Effective distance and outbreak origin reconstruction in multi-scale network contagion processes.

Effective distance and outbreak origin reconstruction in multi-scale
network contagion processes.

(A) Each panel depicts a temporal snapshot (from left to right at equidistant time intervals) in a simple contagion process in which infected nodes (red) deliver the infection to connected nodes at a fixed rate before they recover at a another rate (SIR dynamics 38). The network consists of 512 nodes on a quasi-triangular, random lattice. Each node is connected to its nearest local neighbors. In addition to the local lattice structure, 128 long range links exist between randomly chosen pairs of nodes. The origin of the outbreak is marked in green.
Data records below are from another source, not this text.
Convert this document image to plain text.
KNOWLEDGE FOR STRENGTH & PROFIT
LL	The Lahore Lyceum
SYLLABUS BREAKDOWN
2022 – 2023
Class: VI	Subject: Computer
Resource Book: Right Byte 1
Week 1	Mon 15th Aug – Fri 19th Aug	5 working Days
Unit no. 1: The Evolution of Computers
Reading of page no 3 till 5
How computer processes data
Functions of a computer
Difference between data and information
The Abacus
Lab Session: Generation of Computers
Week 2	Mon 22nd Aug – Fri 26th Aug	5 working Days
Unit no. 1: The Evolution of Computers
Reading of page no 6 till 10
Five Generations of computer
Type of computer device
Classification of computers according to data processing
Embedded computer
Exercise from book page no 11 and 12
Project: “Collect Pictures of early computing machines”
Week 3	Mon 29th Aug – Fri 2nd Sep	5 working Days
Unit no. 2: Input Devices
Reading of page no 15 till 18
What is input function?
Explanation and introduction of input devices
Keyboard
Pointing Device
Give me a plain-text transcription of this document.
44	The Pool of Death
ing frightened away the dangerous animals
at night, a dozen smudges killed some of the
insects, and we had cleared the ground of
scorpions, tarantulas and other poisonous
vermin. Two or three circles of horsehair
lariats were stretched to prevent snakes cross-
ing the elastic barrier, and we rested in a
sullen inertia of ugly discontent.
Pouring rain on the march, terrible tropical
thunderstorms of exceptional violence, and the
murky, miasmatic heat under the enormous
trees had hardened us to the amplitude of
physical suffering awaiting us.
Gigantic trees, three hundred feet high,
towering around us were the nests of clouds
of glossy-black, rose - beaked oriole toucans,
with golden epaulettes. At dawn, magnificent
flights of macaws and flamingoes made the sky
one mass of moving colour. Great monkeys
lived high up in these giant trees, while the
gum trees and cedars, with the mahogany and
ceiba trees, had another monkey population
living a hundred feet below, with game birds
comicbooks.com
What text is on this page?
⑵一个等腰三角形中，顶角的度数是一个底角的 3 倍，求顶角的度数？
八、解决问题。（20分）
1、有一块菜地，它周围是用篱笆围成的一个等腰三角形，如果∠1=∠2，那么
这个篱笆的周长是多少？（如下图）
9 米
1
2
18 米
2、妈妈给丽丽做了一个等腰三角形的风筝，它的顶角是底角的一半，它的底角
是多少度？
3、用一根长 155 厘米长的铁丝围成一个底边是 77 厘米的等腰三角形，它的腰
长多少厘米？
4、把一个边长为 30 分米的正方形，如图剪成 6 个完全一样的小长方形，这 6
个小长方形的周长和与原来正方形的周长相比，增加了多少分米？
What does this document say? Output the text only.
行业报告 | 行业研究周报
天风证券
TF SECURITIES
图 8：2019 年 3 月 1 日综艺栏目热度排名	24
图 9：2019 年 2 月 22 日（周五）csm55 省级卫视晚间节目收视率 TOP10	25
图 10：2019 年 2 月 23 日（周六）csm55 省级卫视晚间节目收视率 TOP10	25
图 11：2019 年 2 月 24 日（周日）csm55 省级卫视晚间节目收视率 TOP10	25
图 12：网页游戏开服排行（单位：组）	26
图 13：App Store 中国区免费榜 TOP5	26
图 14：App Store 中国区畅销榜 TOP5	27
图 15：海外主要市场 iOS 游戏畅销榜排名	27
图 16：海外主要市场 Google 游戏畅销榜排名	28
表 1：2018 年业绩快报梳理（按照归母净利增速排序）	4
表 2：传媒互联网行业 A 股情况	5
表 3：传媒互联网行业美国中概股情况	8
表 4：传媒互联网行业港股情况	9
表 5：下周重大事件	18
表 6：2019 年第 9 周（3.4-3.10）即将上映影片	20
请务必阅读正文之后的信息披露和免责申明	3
Because of long range connectivity the pattern quickly loses spatial structure and becomes chaotic such that it is difficult to predict from metric cues alone when the contagion arrives at a given node. More importantly, long range connectivity leads to a loss of spatial coherence and it becomes impossible to determine the origin of outbreak. (B) The same pattern as in (A) is shown in the effective distance perspective from the outbreak origin. The depicted tree is the shortest path tree, i.e. the most probable spreading path of the contagion process. Radial distance is proportional to effective distance as defined in the text. In this alternative representation the complex pattern in the conventional view is mapped onto a simple propagating wave front and arrival times are easily computed. (C) The regularity of the pattern is only present from the perspective of the actual outbreak origin. When the contagion process is viewed from any other node (here the node depicted in blue), the pattern lacks regularity.